4.5. Ambtshalve werp ik de vraag op of de Hoge Raad niettemin gehouden is om op correcte wijze uitvoering te geven aan de verplichtingen die voor Nederland voortvloeien uit de richtlijn. De implementatietermijn van de Terugkeerrichtlijn is immers na het instellen van het cassatieberoep verstreken. Daarnaast is de wetgeving ter implementatie van de Terugkeerrichtlijn sedert 31 december 2011 in werking getreden.
4.6. Ik beantwoord deze vraag echter ontkennend. In de eerste plaats wordt de mogelijkheid om voor het eerst in cassatie een beroep te doen op de rechtstreekse werking van een Europese richtlijn begrensd door de aard van het cassatieberoep. In cassatie is geen ruimte voor een onderzoek naar de feiten, en dergelijk onderzoek is onontbeerlijk bij een beroep op de Terugkeerrichtlijn die niet eerder dan in cassatie wordt gedaan.
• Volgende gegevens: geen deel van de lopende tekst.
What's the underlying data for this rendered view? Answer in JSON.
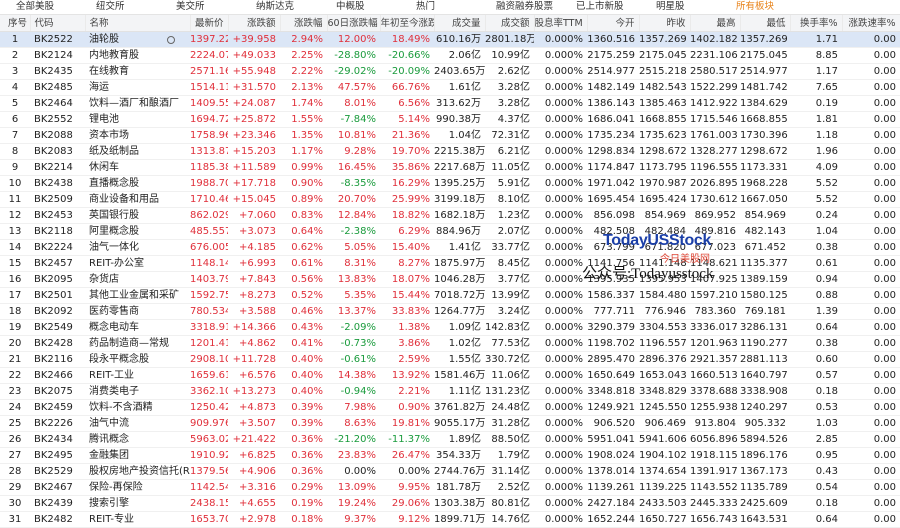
{
  "tabs": [
    "全部美股",
    "纽交所",
    "美交所",
    "纳斯达克",
    "中概股",
    "热门",
    "融资融券股票",
    "已上市新股",
    "明星股",
    "所有板块"
  ],
  "selected_tab": 9,
  "table": {
    "headers": [
      "序号",
      "代码",
      "名称",
      "最新价",
      "涨跌额",
      "涨跌幅",
      "60日涨跌幅",
      "年初至今涨跌",
      "成交量",
      "成交额",
      "股息率TTM",
      "今开",
      "昨收",
      "最高",
      "最低",
      "换手率%",
      "涨跌速率%"
    ],
    "selected_row": 0,
    "rows": [
      [
        "1",
        "BK2522",
        "油轮股",
        "1397.227",
        "+39.958",
        "2.94%",
        "12.00%",
        "18.49%",
        "610.16万",
        "2801.18万",
        "0.000%",
        "1360.516",
        "1357.269",
        "1402.182",
        "1357.269",
        "1.71",
        "0.00"
      ],
      [
        "2",
        "BK2124",
        "内地教育股",
        "2224.078",
        "+49.033",
        "2.25%",
        "-28.80%",
        "-20.66%",
        "2.06亿",
        "10.99亿",
        "0.000%",
        "2175.259",
        "2175.045",
        "2231.106",
        "2175.045",
        "8.85",
        "0.00"
      ],
      [
        "3",
        "BK2435",
        "在线教育",
        "2571.166",
        "+55.948",
        "2.22%",
        "-29.02%",
        "-20.09%",
        "2403.65万",
        "2.62亿",
        "0.000%",
        "2514.977",
        "2515.218",
        "2580.517",
        "2514.977",
        "1.17",
        "0.00"
      ],
      [
        "4",
        "BK2485",
        "海运",
        "1514.113",
        "+31.570",
        "2.13%",
        "47.57%",
        "66.76%",
        "1.61亿",
        "3.28亿",
        "0.000%",
        "1482.149",
        "1482.543",
        "1522.299",
        "1481.742",
        "7.65",
        "0.00"
      ],
      [
        "5",
        "BK2464",
        "饮料—酒厂和酿酒厂",
        "1409.550",
        "+24.087",
        "1.74%",
        "8.01%",
        "6.56%",
        "313.62万",
        "3.28亿",
        "0.000%",
        "1386.143",
        "1385.463",
        "1412.922",
        "1384.629",
        "0.19",
        "0.00"
      ],
      [
        "6",
        "BK2552",
        "锂电池",
        "1694.727",
        "+25.872",
        "1.55%",
        "-7.84%",
        "5.14%",
        "990.38万",
        "4.37亿",
        "0.000%",
        "1686.041",
        "1668.855",
        "1715.546",
        "1668.855",
        "1.81",
        "0.00"
      ],
      [
        "7",
        "BK2088",
        "资本市场",
        "1758.969",
        "+23.346",
        "1.35%",
        "10.81%",
        "21.36%",
        "1.04亿",
        "72.31亿",
        "0.000%",
        "1735.234",
        "1735.623",
        "1761.003",
        "1730.396",
        "1.18",
        "0.00"
      ],
      [
        "8",
        "BK2083",
        "纸及纸制品",
        "1313.875",
        "+15.203",
        "1.17%",
        "9.28%",
        "19.70%",
        "2215.38万",
        "6.21亿",
        "0.000%",
        "1298.834",
        "1298.672",
        "1328.277",
        "1298.672",
        "1.96",
        "0.00"
      ],
      [
        "9",
        "BK2214",
        "休闲车",
        "1185.384",
        "+11.589",
        "0.99%",
        "16.45%",
        "35.86%",
        "2217.68万",
        "11.05亿",
        "0.000%",
        "1174.847",
        "1173.795",
        "1196.555",
        "1173.331",
        "4.09",
        "0.00"
      ],
      [
        "10",
        "BK2438",
        "直播概念股",
        "1988.705",
        "+17.718",
        "0.90%",
        "-8.35%",
        "16.29%",
        "1395.25万",
        "5.91亿",
        "0.000%",
        "1971.042",
        "1970.987",
        "2026.895",
        "1968.228",
        "5.52",
        "0.00"
      ],
      [
        "11",
        "BK2509",
        "商业设备和用品",
        "1710.469",
        "+15.045",
        "0.89%",
        "20.70%",
        "25.99%",
        "3199.18万",
        "8.10亿",
        "0.000%",
        "1695.454",
        "1695.424",
        "1730.612",
        "1667.050",
        "5.52",
        "0.00"
      ],
      [
        "12",
        "BK2453",
        "英国银行股",
        "862.029",
        "+7.060",
        "0.83%",
        "12.84%",
        "18.82%",
        "1682.18万",
        "1.23亿",
        "0.000%",
        "856.098",
        "854.969",
        "869.952",
        "854.969",
        "0.24",
        "0.00"
      ],
      [
        "13",
        "BK2118",
        "阿里概念股",
        "485.557",
        "+3.073",
        "0.64%",
        "-2.38%",
        "6.29%",
        "884.96万",
        "2.07亿",
        "0.000%",
        "482.508",
        "482.484",
        "489.816",
        "482.143",
        "1.04",
        "0.00"
      ],
      [
        "14",
        "BK2224",
        "油气一体化",
        "676.005",
        "+4.185",
        "0.62%",
        "5.05%",
        "15.40%",
        "1.41亿",
        "33.77亿",
        "0.000%",
        "673.799",
        "671.820",
        "677.023",
        "671.452",
        "0.38",
        "0.00"
      ],
      [
        "15",
        "BK2457",
        "REIT-办公室",
        "1148.141",
        "+6.993",
        "0.61%",
        "8.31%",
        "8.27%",
        "1875.97万",
        "8.45亿",
        "0.000%",
        "1141.756",
        "1141.148",
        "1148.621",
        "1135.377",
        "0.61",
        "0.00"
      ],
      [
        "16",
        "BK2095",
        "杂货店",
        "1403.796",
        "+7.843",
        "0.56%",
        "13.83%",
        "18.07%",
        "1046.28万",
        "3.77亿",
        "0.000%",
        "1395.935",
        "1395.953",
        "1407.925",
        "1389.159",
        "0.94",
        "0.00"
      ],
      [
        "17",
        "BK2501",
        "其他工业金属和采矿",
        "1592.753",
        "+8.273",
        "0.52%",
        "5.35%",
        "15.44%",
        "7018.72万",
        "13.99亿",
        "0.000%",
        "1586.337",
        "1584.480",
        "1597.210",
        "1580.125",
        "0.88",
        "0.00"
      ],
      [
        "18",
        "BK2092",
        "医药零售商",
        "780.534",
        "+3.588",
        "0.46%",
        "13.37%",
        "33.83%",
        "1264.77万",
        "3.24亿",
        "0.000%",
        "777.711",
        "776.946",
        "783.360",
        "769.181",
        "1.39",
        "0.00"
      ],
      [
        "19",
        "BK2549",
        "概念电动车",
        "3318.919",
        "+14.366",
        "0.43%",
        "-2.09%",
        "1.38%",
        "1.09亿",
        "142.83亿",
        "0.000%",
        "3290.379",
        "3304.553",
        "3336.017",
        "3286.131",
        "0.64",
        "0.00"
      ],
      [
        "20",
        "BK2428",
        "药品制造商—常规",
        "1201.419",
        "+4.862",
        "0.41%",
        "-0.73%",
        "3.86%",
        "1.02亿",
        "77.53亿",
        "0.000%",
        "1198.702",
        "1196.557",
        "1201.963",
        "1190.277",
        "0.38",
        "0.00"
      ],
      [
        "21",
        "BK2116",
        "段永平概念股",
        "2908.104",
        "+11.728",
        "0.40%",
        "-0.61%",
        "2.59%",
        "1.55亿",
        "330.72亿",
        "0.000%",
        "2895.470",
        "2896.376",
        "2921.357",
        "2881.113",
        "0.60",
        "0.00"
      ],
      [
        "22",
        "BK2466",
        "REIT-工业",
        "1659.619",
        "+6.576",
        "0.40%",
        "14.38%",
        "13.92%",
        "1581.46万",
        "11.06亿",
        "0.000%",
        "1650.649",
        "1653.043",
        "1660.513",
        "1640.797",
        "0.57",
        "0.00"
      ],
      [
        "23",
        "BK2075",
        "消费类电子",
        "3362.102",
        "+13.273",
        "0.40%",
        "-0.94%",
        "2.21%",
        "1.11亿",
        "131.23亿",
        "0.000%",
        "3348.818",
        "3348.829",
        "3378.688",
        "3338.908",
        "0.18",
        "0.00"
      ],
      [
        "24",
        "BK2459",
        "饮料-不含酒精",
        "1250.423",
        "+4.873",
        "0.39%",
        "7.98%",
        "0.90%",
        "3761.82万",
        "24.48亿",
        "0.000%",
        "1249.921",
        "1245.550",
        "1255.938",
        "1240.297",
        "0.53",
        "0.00"
      ],
      [
        "25",
        "BK2226",
        "油气中流",
        "909.976",
        "+3.507",
        "0.39%",
        "8.63%",
        "19.81%",
        "9055.17万",
        "31.28亿",
        "0.000%",
        "906.520",
        "906.469",
        "913.804",
        "905.332",
        "1.03",
        "0.00"
      ],
      [
        "26",
        "BK2434",
        "腾讯概念",
        "5963.028",
        "+21.422",
        "0.36%",
        "-21.20%",
        "-11.37%",
        "1.89亿",
        "88.50亿",
        "0.000%",
        "5951.041",
        "5941.606",
        "6056.896",
        "5894.526",
        "2.85",
        "0.00"
      ],
      [
        "27",
        "BK2495",
        "金融集团",
        "1910.927",
        "+6.825",
        "0.36%",
        "23.83%",
        "26.47%",
        "354.33万",
        "1.79亿",
        "0.000%",
        "1908.024",
        "1904.102",
        "1918.115",
        "1896.176",
        "0.95",
        "0.00"
      ],
      [
        "28",
        "BK2529",
        "股权房地产投资信托(REIT",
        "1379.560",
        "+4.906",
        "0.36%",
        "0.00%",
        "0.00%",
        "2744.76万",
        "31.14亿",
        "0.000%",
        "1378.014",
        "1374.654",
        "1391.917",
        "1367.173",
        "0.43",
        "0.00"
      ],
      [
        "29",
        "BK2467",
        "保险-再保险",
        "1142.541",
        "+3.316",
        "0.29%",
        "13.09%",
        "9.95%",
        "181.78万",
        "2.52亿",
        "0.000%",
        "1139.261",
        "1139.225",
        "1143.552",
        "1135.789",
        "0.54",
        "0.00"
      ],
      [
        "30",
        "BK2439",
        "搜索引擎",
        "2438.158",
        "+4.655",
        "0.19%",
        "19.24%",
        "29.06%",
        "1303.38万",
        "80.81亿",
        "0.000%",
        "2427.184",
        "2433.503",
        "2445.333",
        "2425.609",
        "0.18",
        "0.00"
      ],
      [
        "31",
        "BK2482",
        "REIT-专业",
        "1653.705",
        "+2.978",
        "0.18%",
        "9.37%",
        "9.12%",
        "1899.71万",
        "14.76亿",
        "0.000%",
        "1652.244",
        "1650.727",
        "1656.743",
        "1643.531",
        "0.64",
        "0.00"
      ]
    ]
  },
  "watermark": {
    "brand": "TodayUSStock",
    "site": "今日美股网",
    "account": "公众号:Todayusstock"
  }
}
4.7. In de tweede plaats het volgende. In mijn conclusie in de zaak S 11/04246 ([A]), heb ik betoogd dat de strafrechtelijke vervolging van een ongewenst verklaarde vreemdeling die onderdaan is van een derde land op zichzelf niet onverenigbaar is met de Terugkeerrichtlijn (zie § 6.2), maar dat de Terugkeerrichtlijn zich wel verzet tegen het opleggen van een vrijheidsstraf aan de onderdaan van een derde land die in strijd met de ongewenstverklaring in Nederland verblijft, wanneer ten aanzien van die vreemdeling niet de nodige dwangmaatregelen strekkende tot zijn verwijdering zijn genomen (zie § 7.1). De verplichting die uit de Terugkeerrichtlijn voortvloeit betreft derhalve een norm die zich richt tot de rechter die straf oplegt (en overigens ook tot het openbaar ministerie dat een daartoe strekkende strafvervolging instelt).(3) De cassatierechter legt zelf geen straf op. Het voorschrift richt zich dus niet tot hem.
5.Het eerste middel kan met de aan art. 81 RO ontleende motivering worden afgedaan. Het tweede middel kan evenmin tot cassatie leiden.
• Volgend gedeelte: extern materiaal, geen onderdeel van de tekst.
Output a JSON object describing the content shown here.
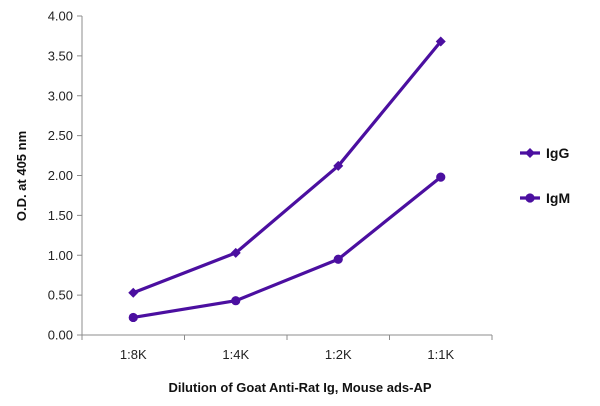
{
  "chart_data": {
    "type": "line",
    "title": "",
    "xlabel": "Dilution of Goat Anti-Rat Ig, Mouse ads-AP",
    "ylabel": "O.D. at 405 nm",
    "categories": [
      "1:8K",
      "1:4K",
      "1:2K",
      "1:1K"
    ],
    "ylim": [
      0,
      4
    ],
    "ytick_labels": [
      "0.00",
      "0.50",
      "1.00",
      "1.50",
      "2.00",
      "2.50",
      "3.00",
      "3.50",
      "4.00"
    ],
    "grid": "none",
    "legend_position": "right",
    "series": [
      {
        "name": "IgG",
        "marker": "diamond",
        "color": "#4b0fa0",
        "values": [
          0.53,
          1.03,
          2.12,
          3.68
        ]
      },
      {
        "name": "IgM",
        "marker": "circle",
        "color": "#4b0fa0",
        "values": [
          0.22,
          0.43,
          0.95,
          1.98
        ]
      }
    ]
  }
}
6. Ambtshalve merk ik op dat de redelijke termijn als bedoeld in art. 6, eerste lid, EVRM in cassatie is overschreden. De verdachte heeft op 28 september 2010 beroep in cassatie ingesteld. Dat betekent dat de termijn van twee jaren waarbinnen de Hoge Raad uitspraak zal doen inmiddels is overschreden. Uw Raad kan de aan de verdachte opgelegde straf verminderen, naargelang de mate van overschrijding dit rechtvaardigt.
7. Andere gronden die tot ambtshalve vernietiging van de bestreden uitspraak zouden behoren te leiden, heb ik niet aangetroffen.
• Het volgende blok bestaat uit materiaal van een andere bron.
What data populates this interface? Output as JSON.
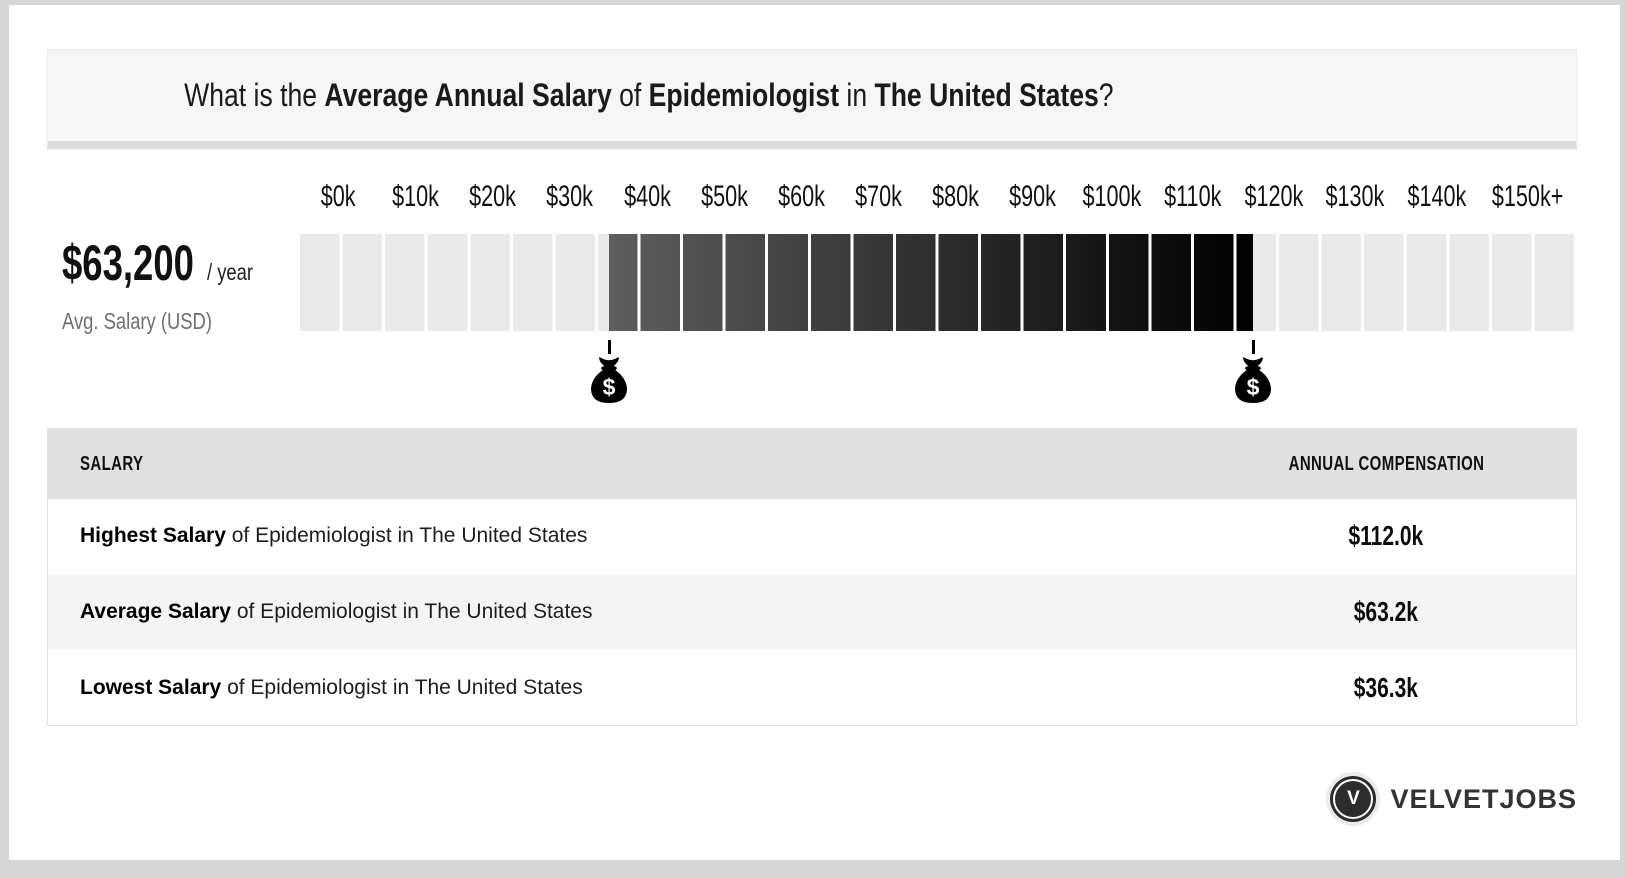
{
  "header": {
    "title_segments": [
      {
        "text": "What is the ",
        "bold": false
      },
      {
        "text": "Average Annual Salary",
        "bold": true
      },
      {
        "text": " of ",
        "bold": false
      },
      {
        "text": "Epidemiologist",
        "bold": true
      },
      {
        "text": " in ",
        "bold": false
      },
      {
        "text": "The United States",
        "bold": true
      },
      {
        "text": "?",
        "bold": false
      }
    ]
  },
  "summary": {
    "amount": "$63,200",
    "per_label": "/ year",
    "caption": "Avg. Salary (USD)"
  },
  "chart_data": {
    "type": "bar",
    "title": "Salary range scale for Epidemiologist in The United States",
    "tick_labels": [
      "$0k",
      "$10k",
      "$20k",
      "$30k",
      "$40k",
      "$50k",
      "$60k",
      "$70k",
      "$80k",
      "$90k",
      "$100k",
      "$110k",
      "$120k",
      "$130k",
      "$140k",
      "$150k+"
    ],
    "axis_min": 0,
    "axis_max": 150000,
    "segment_count": 30,
    "segment_value": 5000,
    "low_value": 36300,
    "high_value": 112000,
    "average_value": 63200,
    "markers": [
      {
        "name": "lowest-salary-marker",
        "value": 36300,
        "glyph": "$"
      },
      {
        "name": "highest-salary-marker",
        "value": 112000,
        "glyph": "$"
      }
    ],
    "colors": {
      "track": "#e9e9e9",
      "highlight_start": "#5e5e5e",
      "highlight_end": "#000000",
      "gap": "#ffffff"
    }
  },
  "table": {
    "header": {
      "salary_label": "SALARY",
      "compensation_label": "ANNUAL COMPENSATION"
    },
    "rows": [
      {
        "bold": "Highest Salary",
        "text": " of Epidemiologist in The United States",
        "value": "$112.0k"
      },
      {
        "bold": "Average Salary",
        "text": " of Epidemiologist in The United States",
        "value": "$63.2k"
      },
      {
        "bold": "Lowest Salary",
        "text": " of Epidemiologist in The United States",
        "value": "$36.3k"
      }
    ]
  },
  "footer": {
    "brand_initial": "V",
    "brand": "VELVETJOBS"
  }
}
8. Deze conclusie strekt tot verwerping van het beroep.
De procureur-generaal
bij de Hoge Raad der Nederlanden
1 Zie ook HR 1 november 2011, LJN BT1796.
2 Zie bijv. ook het arrest van HvJ van 15 maart 2001, in de zaak C-165/98 (Mazzoleni en Inter Surveillance Assistance SARL), waaruit volgt dat een particulier vóór het verstrijken de omzettingstermijn van een al in werking getreden richtlijn geen enkel recht kan ontlenen aan de betreffende richtlijn.
3 Voor onderbouwing van dit standpunt, zie mijn conclusie in de zaak 11/04246 tegen [A], §§ 4.12 - 4.13.